C’è una cosa importante che caratterizza l’Istituto: non c’è niente da inventare, c’è solo da mettere in valore il lavoro fatto, il pieno di esperienze. E agire sulle connessioni, che è la necessità del nostro momento postmoderno, dove non si chiede l’invenzione di qualcosa di nuovo ma la connessione di ambiti separati, che è in sé un’invenzione. In tutti i campi, anche nell’economia, nella moda… Affrontare questo problema generale dallo specifico della superiore qualità del restauro, vuol dire dargli concretezza. Ma ciò richiede una grande forza di gestione e organizzazione in tutte le attività afferenti a un cantiere: diagnostica, progettazione, manualità, studio, messa in valore, comunicazione. Ognuno di questi ambiti dev’essere ben organizzato, perché da questo riemerga il senso di unità come in una specie di geometria che si ricompone. Una multidisciplinarietà che dev’essere ricondotta a unità, a sistema, come già sosteneva Bottai.
Ha avuto degli scambi di opinione con il ministro?

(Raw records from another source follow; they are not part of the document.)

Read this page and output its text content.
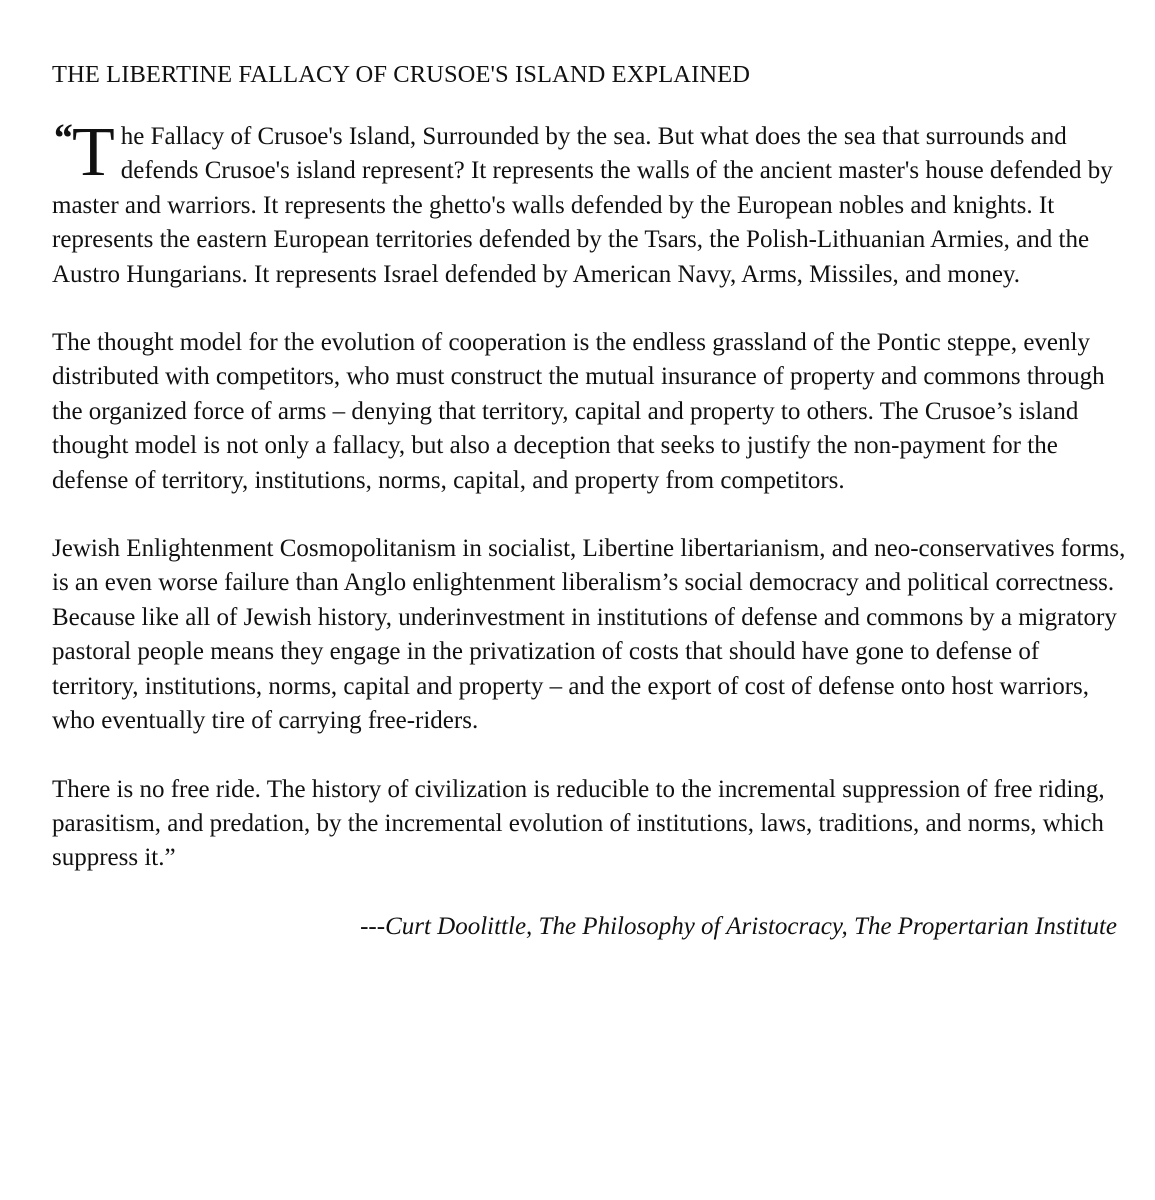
THE LIBERTINE FALLACY OF CRUSOE'S ISLAND EXPLAINED
“ T he Fallacy of Crusoe's Island, Surrounded by the sea. But what does the sea that surrounds and defends Crusoe's island represent? It represents the walls of the ancient master's house defended by master and warriors. It represents the ghetto's walls defended by the European nobles and knights. It represents the eastern European territories defended by the Tsars, the Polish-Lithuanian Armies, and the Austro Hungarians. It represents Israel defended by American Navy, Arms, Missiles, and money.
The thought model for the evolution of cooperation is the endless grassland of the Pontic steppe, evenly distributed with competitors, who must construct the mutual insurance of property and commons through the organized force of arms – denying that territory, capital and property to others. The Crusoe’s island thought model is not only a fallacy, but also a deception that seeks to justify the non-payment for the defense of territory, institutions, norms, capital, and property from competitors.
Jewish Enlightenment Cosmopolitanism in socialist, Libertine libertarianism, and neo-conservatives forms, is an even worse failure than Anglo enlightenment liberalism’s social democracy and political correctness. Because like all of Jewish history, underinvestment in institutions of defense and commons by a migratory pastoral people means they engage in the privatization of costs that should have gone to defense of territory, institutions, norms, capital and property – and the export of cost of defense onto host warriors, who eventually tire of carrying free-riders.
There is no free ride. The history of civilization is reducible to the incremental suppression of free riding, parasitism, and predation, by the incremental evolution of institutions, laws, traditions, and norms, which suppress it.”
---Curt Doolittle, The Philosophy of Aristocracy, The Propertarian Institute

Lo vedrò tra qualche giorno, sono stato chiamato da lui dopo l’incontro avuto a Matera, dove ha mostrato una personale attenzione verso la nostra scuola. Il ministro, che viene dalla direzione di un’Accademia, ha subito dichiarato di voler insistere molto sulla formazione, riconoscendo nella scuola di alta formazione Iscr di Matera una delle realtà su cui puntare per far sì che Matera 2019 non sia qualcosa di effimero, ma lasci strutture permanenti. Strutture come la nostra scuola, che lega volontà locale (è finanziata al 90% dalla Regione) al lavoro e al contributo del Ministero.
Che cosa gli chiederà?
Di insistere nel rafforzare con risorse umane la nostra capacità formativa, le professioni che l’Istituto comprende, con assoluta libertà di riverificarne la necessità. Di puntare su strutturalità delle iniziative e formazione, due aspetti che nel nostro caso si identificano. Una formazione che sia pure di prevenzione e manutenzione, in controtendenza rispetto alla perdita di committenza e sorveglianza pubblica che ha caratterizzato gli ultimi venti anni, probabilmente per scarsità di fondi e l’avanzamento di nuovi soggetti, per esempio la Chiesa e gli enti locali, che hanno ristretto le competenza dello Stato. È bene che questa pluralità di soggetti sia capace di garantire in proprio ciò che prima garantiva il solo Ministero. Ma non deve accadere a discapito di prevenzione e manutenzione, come è successo con l’indebolimento delle Soprintendenze.
Gli spazi al San Michele?
L’Istituto qui ha una logistica complessa. Gli spazi sono tanti e difficili, bisognerà dar loro leggibilità, una ragione architettonica.